ENTER: 1986 and the movie, “Stand By Me”. An anthem to boyhood, the movie is bookended with scenes of the unnamed narrator as an author (played by Richard Dreyfus), writing the story of his great childhood adventure. We see the author/narrator typing away on the very first word processor I’d ever seen. The sound of the keys was melodic to me. The writer is also a dad, who’s made promises to take his kid and his friends swimming. Dad is distracted by the story he’s telling, though, and his son gets annoyed. The boy explains to his friend words to the effect, “He gets like that when he’s writing.”
Then in one of the most inspiring movie scenes ever, after the roller coaster that is the story, the film closes without dialogue. We hear the wonderful clicking sound of the keys as old-school white letters against the blue screen type, “I never had friends later on like the ones I had when I was twelve . . . Jesus, does anyone?”
That was my moment of clarity.
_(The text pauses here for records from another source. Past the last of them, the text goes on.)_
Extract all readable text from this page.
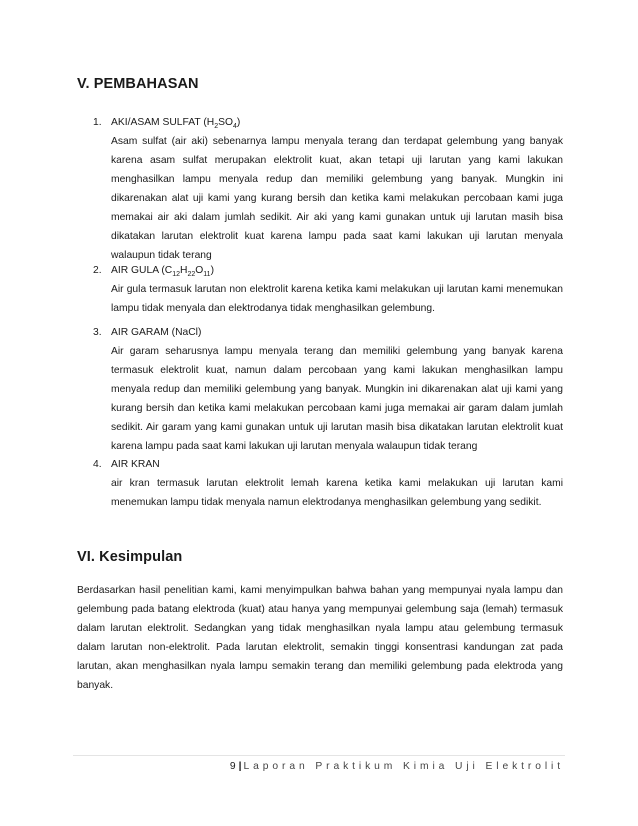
V. PEMBAHASAN
1. AKI/ASAM SULFAT $(H_2SO_4)$
Asam sulfat (air aki) sebenarnya lampu menyala terang dan terdapat gelembung yang banyak karena asam sulfat merupakan elektrolit kuat, akan tetapi uji larutan yang kami lakukan menghasilkan lampu menyala redup dan memiliki gelembung yang banyak. Mungkin ini dikarenakan alat uji kami yang kurang bersih dan ketika kami melakukan percobaan kami juga memakai air aki dalam jumlah sedikit. Air aki yang kami gunakan untuk uji larutan masih bisa dikatakan larutan elektrolit kuat karena lampu pada saat kami lakukan uji larutan menyala walaupun tidak terang
2. AIR GULA $(C_{12}H_{22}O_{11})$
Air gula termasuk larutan non elektrolit karena ketika kami melakukan uji larutan kami menemukan lampu tidak menyala dan elektrodanya tidak menghasilkan gelembung.
3. AIR GARAM (NaCl)
Air garam seharusnya lampu menyala terang dan memiliki gelembung yang banyak karena termasuk elektrolit kuat, namun dalam percobaan yang kami lakukan menghasilkan lampu menyala redup dan memiliki gelembung yang banyak. Mungkin ini dikarenakan alat uji kami yang kurang bersih dan ketika kami melakukan percobaan kami juga memakai air garam dalam jumlah sedikit. Air garam yang kami gunakan untuk uji larutan masih bisa dikatakan larutan elektrolit kuat karena lampu pada saat kami lakukan uji larutan menyala walaupun tidak terang
4. AIR KRAN
air kran termasuk larutan elektrolit lemah karena ketika kami melakukan uji larutan kami menemukan lampu tidak menyala namun elektrodanya menghasilkan gelembung yang sedikit.
VI. Kesimpulan
Berdasarkan hasil penelitian kami, kami menyimpulkan bahwa bahan yang mempunyai nyala lampu dan gelembung pada batang elektroda (kuat) atau hanya yang mempunyai gelembung saja (lemah) termasuk dalam larutan elektrolit. Sedangkan yang tidak menghasilkan nyala lampu atau gelembung termasuk dalam larutan non-elektrolit. Pada larutan elektrolit, semakin tinggi konsentrasi kandungan zat pada larutan, akan menghasilkan nyala lampu semakin terang dan memiliki gelembung pada elektroda yang banyak.
9 | Laporan Praktikum Kimia Uji Elektrolit
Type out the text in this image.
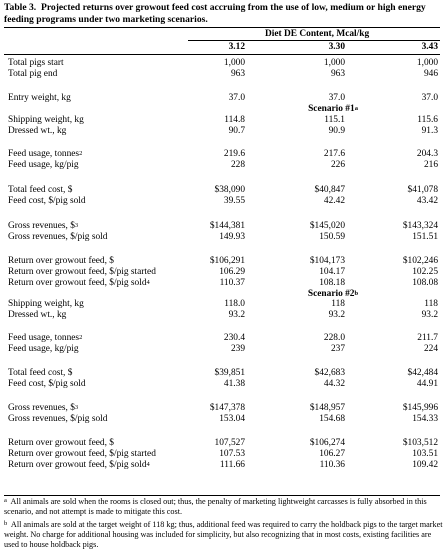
Table 3. Projected returns over growout feed cost accruing from the use of low, medium or high energy feeding programs under two marketing scenarios.
Diet DE Content, Mcal/kg
3.12	3.30	3.43
Total pigs start	1,000	1,000	1,000
Total pig end	963	963	946
Entry weight, kg	37.0	37.0	37.0
Scenario #1$^a$
Shipping weight, kg	114.8	115.1	115.6
Dressed wt., kg	90.7	90.9	91.3
Feed usage, tonnes$^2$	219.6	217.6	204.3
Feed usage, kg/pig	228	226	216
Total feed cost, $	$38,090	$40,847	$41,078
Feed cost, $/pig sold	39.55	42.42	43.42
Gross revenues, \$$^3$	$144,381	$145,020	$143,324
Gross revenues, $/pig sold	149.93	150.59	151.51
Return over growout feed, $	$106,291	$104,173	$102,246
Return over growout feed, $/pig started	106.29	104.17	102.25
Return over growout feed, $/pig sold$^4$	110.37	108.18	108.08
Scenario #2$^b$
Shipping weight, kg	118.0	118	118
Dressed wt., kg	93.2	93.2	93.2
Feed usage, tonnes$^2$	230.4	228.0	211.7
Feed usage, kg/pig	239	237	224
Total feed cost, $	$39,851	$42,683	$42,484
Feed cost, $/pig sold	41.38	44.32	44.91
Gross revenues, \$$^3$	$147,378	$148,957	$145,996
Gross revenues, $/pig sold	153.04	154.68	154.33
Return over growout feed, $	107,527	$106,274	$103,512
Return over growout feed, $/pig started	107.53	106.27	103.51
Return over growout feed, $/pig sold$^4$	111.66	110.36	109.42
$^a$ All animals are sold when the rooms is closed out; thus, the penalty of marketing lightweight carcasses is fully absorbed in this scenario, and not attempt is made to mitigate this cost.
$^b$ All animals are sold at the target weight of 118 kg; thus, additional feed was required to carry the holdback pigs to the target market weight. No charge for additional housing was included for simplicity, but also recognizing that in most costs, existing facilities are used to house holdback pigs.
The writer on the screen was living the life I wanted to have. Despite professorial opinions to the contrary when I was in undergraduate school, I was convinced that I had talent. I realized that the dream wasn’t going to just happen, though. The stories in my head were not going to write themselves.
So I pulled my grad school typewriter–a cheap electric–out of the closet and I wrote crap. Utter awfulness. I was rusty, I told myself. I forced myself to write that first book all the way to the end, and when I read it, I realized two things: 1) It needed a page-one rewrite, and 2) I didn’t like the story enough to do that. So, I wrote a second bit of drivel that was decidedly less terrible than the first, and it had some good moments. Number Three had more good moments than bad, but I knew it still wasn’t ready for prime time. The language was too stiff, too stilted. I don’t think I knew at the time that the problem had a label–voice–but I knew that that’s what was missing.
And I was really busy with life. By then–1994–I’d added CEO of a consulting company to the list of things I dealt with every day.
One night, feeling guilty about not writing, I re-read Different Seasons by Stephen King, the collection of novellas that included The Body, which was the source material for “Stand By Me.” No one on the planet has a stronger narrative voice than King, and as I was reading, it hit me: He doesn’t write like a writer. He writes like a fascinating friend telling you a story. He uses vernacular in his narration. I realized that King, the writer, is invisible in all of his stories. Even when we’re in the third person, every scene is narrated in the voice of the point-of-view character.
So, in August of 1994, I set to work on what would become Nathan’s Run. I wrote the story as if I were telling it to a friend. I kept my writerly vocabulary to a minimum and tried my best to bring characters to life on the page. Four months later, when the book was finished, no one was more startled than I that I liked the final product.
That was 21 books ago, and yes, I do zone out of the real world when I write. And even as I type this blog, I love the sound of those keys as they create words on the screen.
What say you, TKZers? Do you have unlikely inspirations that drove you to become a writer?